The Los Angeles Workers Center and Hollywood Progressive co-present the revolutionary Soviet classic film, V. I. Pudovkin’s Storm Over Asia.
Unlike most Bolshevik silent movies that take place in the European parts of the Soviet Union, V. I. Pudovkin’s 1928 Storm Over Asia is set in Mongolia, where it was shot on location, with additional filming in Siberia. The sprawling saga occurs during the Russian Civil War and depicts a forerunner of Third World liberation movements, as Asians fight Western imperialists. This far-out Far East classic has the epic sweep of future big screen extravaganzas with casts of thousands, and is arguably a Soviet Spartacus or Braveheart.

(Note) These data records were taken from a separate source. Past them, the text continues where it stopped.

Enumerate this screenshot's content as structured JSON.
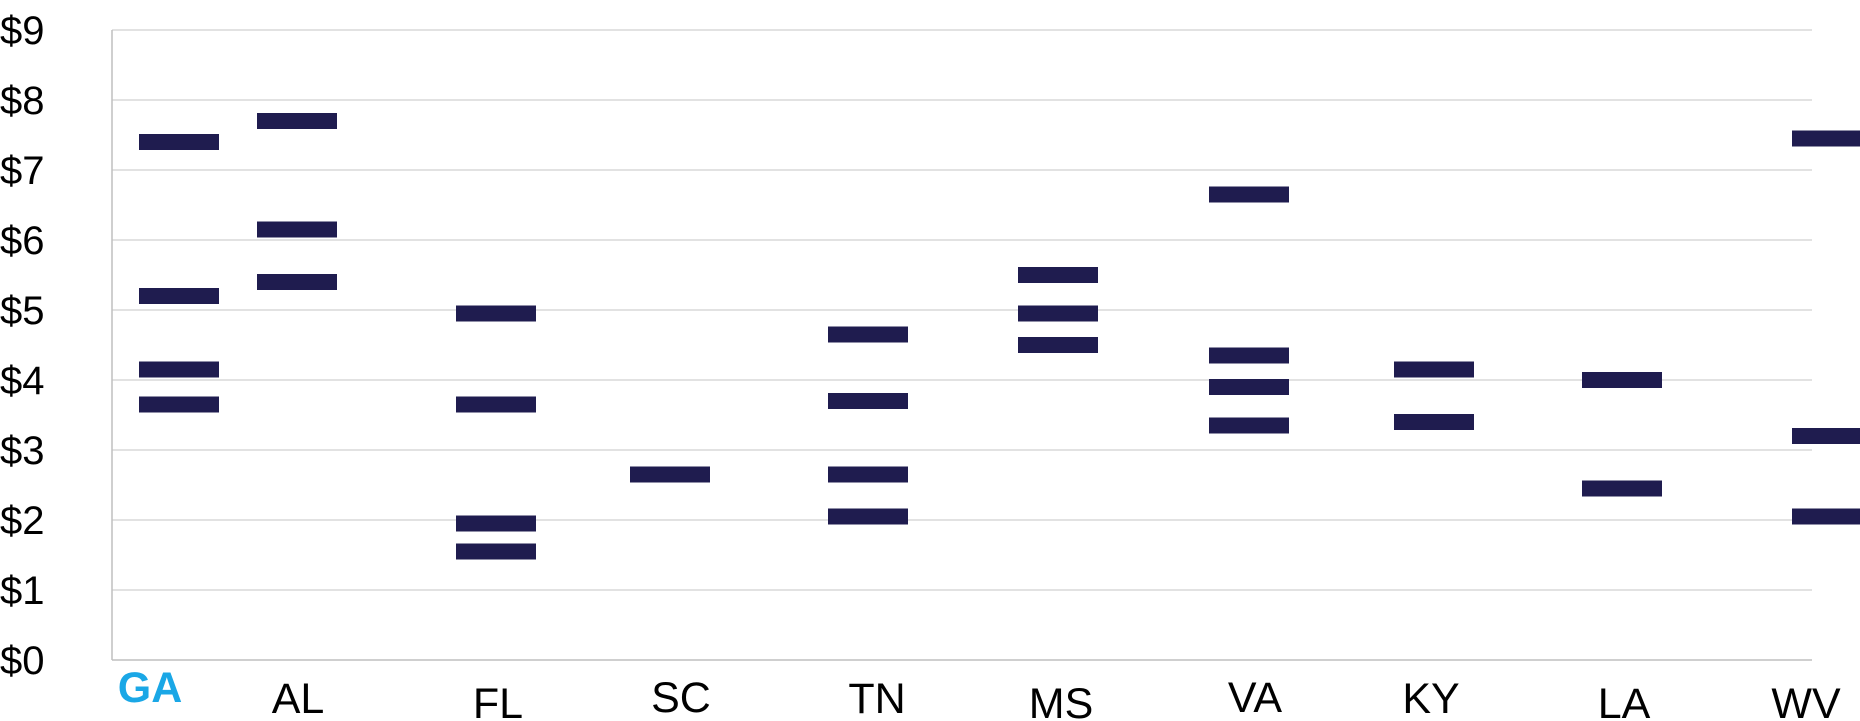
{
  "chart_data": {
    "type": "scatter",
    "marker": "dash",
    "marker_color": "#1f1c4f",
    "highlight_color": "#1aa7e6",
    "highlight_category": "GA",
    "title": "",
    "xlabel": "",
    "ylabel": "",
    "ylim": [
      0,
      9
    ],
    "y_ticks": [
      "$0",
      "$1",
      "$2",
      "$3",
      "$4",
      "$5",
      "$6",
      "$7",
      "$8",
      "$9"
    ],
    "grid": true,
    "categories": [
      "GA",
      "AL",
      "FL",
      "SC",
      "TN",
      "MS",
      "VA",
      "KY",
      "LA",
      "WV"
    ],
    "points": [
      {
        "category": "GA",
        "values": [
          7.4,
          5.2,
          4.15,
          3.65
        ]
      },
      {
        "category": "AL",
        "values": [
          7.7,
          6.15,
          5.4
        ]
      },
      {
        "category": "FL",
        "values": [
          4.95,
          3.65,
          1.95,
          1.55
        ]
      },
      {
        "category": "SC",
        "values": [
          2.65
        ]
      },
      {
        "category": "TN",
        "values": [
          4.65,
          3.7,
          2.65,
          2.05
        ]
      },
      {
        "category": "MS",
        "values": [
          5.5,
          4.95,
          4.5
        ]
      },
      {
        "category": "VA",
        "values": [
          6.65,
          4.35,
          3.9,
          3.35
        ]
      },
      {
        "category": "KY",
        "values": [
          4.15,
          3.4
        ]
      },
      {
        "category": "LA",
        "values": [
          4.0,
          2.45
        ]
      },
      {
        "category": "WV",
        "values": [
          7.45,
          3.2,
          2.05
        ]
      }
    ]
  }
}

In Storm Over Asia the Mongolian actor Valeri Inkizhinov portrays a fur trader believed to be a descendant of Genghis Khan. Pudovkin’s larger-than-life motion picture was scripted by noted Soviet avant-garde writer Osip Brik, poet Vladimir Mayakovsky’s friend. Storm depicts puppet governments, an actual “exotic” lamasery, English capitalists, Soviet partisans, British occupation forces, oppressed Mongolian masses and a gigantic battle that epitomizes the Revolution’s sense of not only inevitability, but invincibility. The astonishing, unforgettable special effects-fueled grand finale pitting Third World people against imperialism is guaranteed to blow you away!
However later history might unfold, one of the undeniable and irreversible achievements of the Revolution was to usher the traditional tribal societies of Asia that had been part of the Russian Empire into the modern world.
This screening of Storm Over Asia is the sixth in a monthly film series, Ten Films That Shook the World: A Cinematic Centennial Celebration of the Russian Revolution, running through November 2017 to commemorate and celebrate the 100th anniversary of the February and October 1917 Revolutions in Russia, and 1905’s mass uprisings. All 10 films screened during these 10 months are Soviet cinema classics, among the greatest political films ever made. See the entire schedule at: http://hollywoodprogressive.com/russian-revolution/.
Before each screening at the L.A. Workers Center a speaker briefly introduces each film and filmmaker. After the movie the speaker will make additional remarks, followed by a Q&A. Light refreshments are served. These black and white, silent films, with English subtitles and musical soundtracks, are screened under imperfect conditions, although this is a chance to see them projected on a big screen. Admission is free, although donations and potluck contributions are accepted.
Screenings start at 7:30 pm on the fourth Friday of each month through October: The final film showing will be on Nov. 7th, the actual centennial date. Film historian/critic Ed Rampell, author of Progressive Hollywood, A People’s Film History of the United States and a frequent contributor to People’s World, is the series’ programmer/co-presenter. For further info: laworkersedsoc@gmail.com.
Storm Over Asia screens on Fri., July 28 at 7:30 pm at the L.A. Workers Center, 1251 S. St. Andrews Place, Los Angeles 90019. The site is a couple of blocks west of Western Ave., and is only accessible from Pico Blvd.